Robert Cialdini

Influence by winston noronha

Robert Cialdini is Regents’ Professor Emeritus of Psychology and Marketing at Arizona State University. He is best known for his book on persuasion and marketing, ‘Influence: The Psychology of Persuasion.’ The book has been translated into 26 languages has also been published as a textbook under the title ‘Influence: Science and Practice.’ 

In writing the book, he spent three years going ‘undercover’ applying for jobs and training at used car dealerships, fund-raising organizations, and telemarketing firms to observe real-life situations of persuasion. The book also reviews many of the most important theories and experiments in social psychology. Cialdini distills his theory down to six key principles: Reciprocity, Commitment and Consistency, Social Proof, Authority, Liking, and Scarcity.

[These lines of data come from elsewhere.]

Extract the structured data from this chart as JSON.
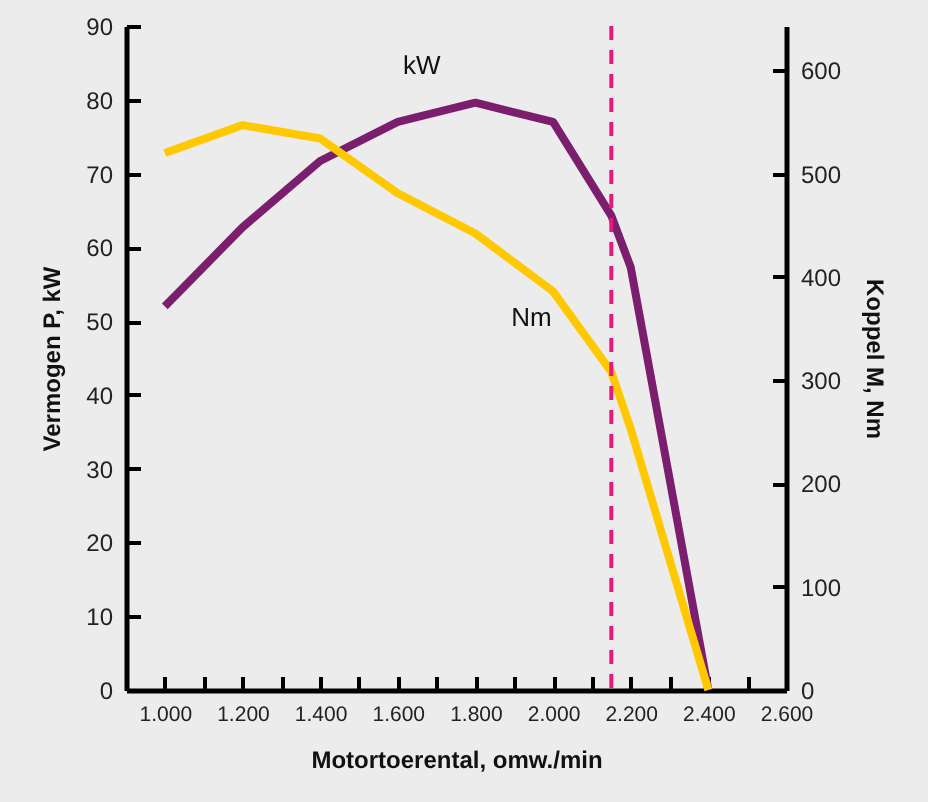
{
  "chart_data": {
    "type": "line",
    "xlabel": "Motortoerental, omw./min",
    "ylabel": "Vermogen P, kW",
    "y2label": "Koppel M, Nm",
    "x": [
      1000,
      1200,
      1400,
      1600,
      1800,
      2000,
      2150,
      2200,
      2400
    ],
    "series": [
      {
        "name": "kW",
        "color": "#7b1e6e",
        "values": [
          52,
          62.7,
          71.7,
          77,
          79.6,
          77,
          64.3,
          57.3,
          0
        ]
      },
      {
        "name": "Nm",
        "color": "#ffc800",
        "axis": "y2",
        "values": [
          520,
          547,
          534,
          481,
          442,
          386,
          308,
          253,
          0
        ]
      }
    ],
    "xlim": [
      900,
      2600
    ],
    "xticks": [
      {
        "value": 1000,
        "label": "1.000"
      },
      {
        "value": 1100,
        "label": null
      },
      {
        "value": 1200,
        "label": "1.200"
      },
      {
        "value": 1300,
        "label": null
      },
      {
        "value": 1400,
        "label": "1.400"
      },
      {
        "value": 1500,
        "label": null
      },
      {
        "value": 1600,
        "label": "1.600"
      },
      {
        "value": 1700,
        "label": null
      },
      {
        "value": 1800,
        "label": "1.800"
      },
      {
        "value": 1900,
        "label": null
      },
      {
        "value": 2000,
        "label": "2.000"
      },
      {
        "value": 2100,
        "label": null
      },
      {
        "value": 2200,
        "label": "2.200"
      },
      {
        "value": 2300,
        "label": null
      },
      {
        "value": 2400,
        "label": "2.400"
      },
      {
        "value": 2500,
        "label": null
      },
      {
        "value": 2600,
        "label": "2.600"
      }
    ],
    "ylim": [
      0,
      90
    ],
    "yticks": [
      0,
      10,
      20,
      30,
      40,
      50,
      60,
      70,
      80,
      90
    ],
    "y2lim": [
      0,
      643
    ],
    "y2ticks": [
      0,
      100,
      200,
      300,
      400,
      500,
      600
    ],
    "ref_lines": [
      {
        "axis": "x",
        "value": 2150,
        "color": "#e5197e",
        "line_style": "dashed"
      }
    ],
    "line_style": "solid",
    "marker": "none"
  }
}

Reciprocity refers to the tendency to return a favor, thus the pervasiveness of free samples in marketing. In his conferences, he often uses the example of Ethiopia providing thousands of dollars in humanitarian aid to Mexico just after the 1985 earthquake, despite Ethiopia suffering from a crippling famine and civil war at the time. Ethiopia had been reciprocating for the diplomatic support Mexico provided when Italy invaded Ethiopia in 1935. The good cop/bad cop strategy is also based on this principle. Commitment and Consistency refers to the fact that if people commit, orally or in writing, to an idea or goal, they are more likely to honor that commitment because of establishing that idea or goal as being congruent with their self-image. Even if the original incentive or motivation is removed after they have already agreed, they will continue to honor the agreement. Cialdini notes Chinese brainwashing on American prisoners of war to rewrite their self-image and gain automatic unenforced compliance. See cognitive dissonance.

Social Proof describes the tendency for people to do things that they see other people are doing. For example, in one experiment, one or more confederates would look up into the sky; bystanders would then look up into the sky to see what they were seeing. At one point this experiment aborted, as so many people were looking up that they stopped traffic. Social Proof encourages conformity. Authority refers to the fact that people will tend to obey authority figures, even if they are asked to perform objectionable acts. Cialdini cites incidents such as the Milgram experiments in the early 1960s and the My Lai massacre. Liking refers to the fact that people are easily persuaded by other people that they like. Cialdini cites the marketing of Tupperware in what might now be called viral marketing. People were more likely to buy if they liked the person selling it to them. Some of the many biases favoring more attractive people are discussed. Lastly, Scarcity refers to the fact that perceived scarcity will generate demand. For example, saying offers are available for a ‘limited time only’ encourages sales.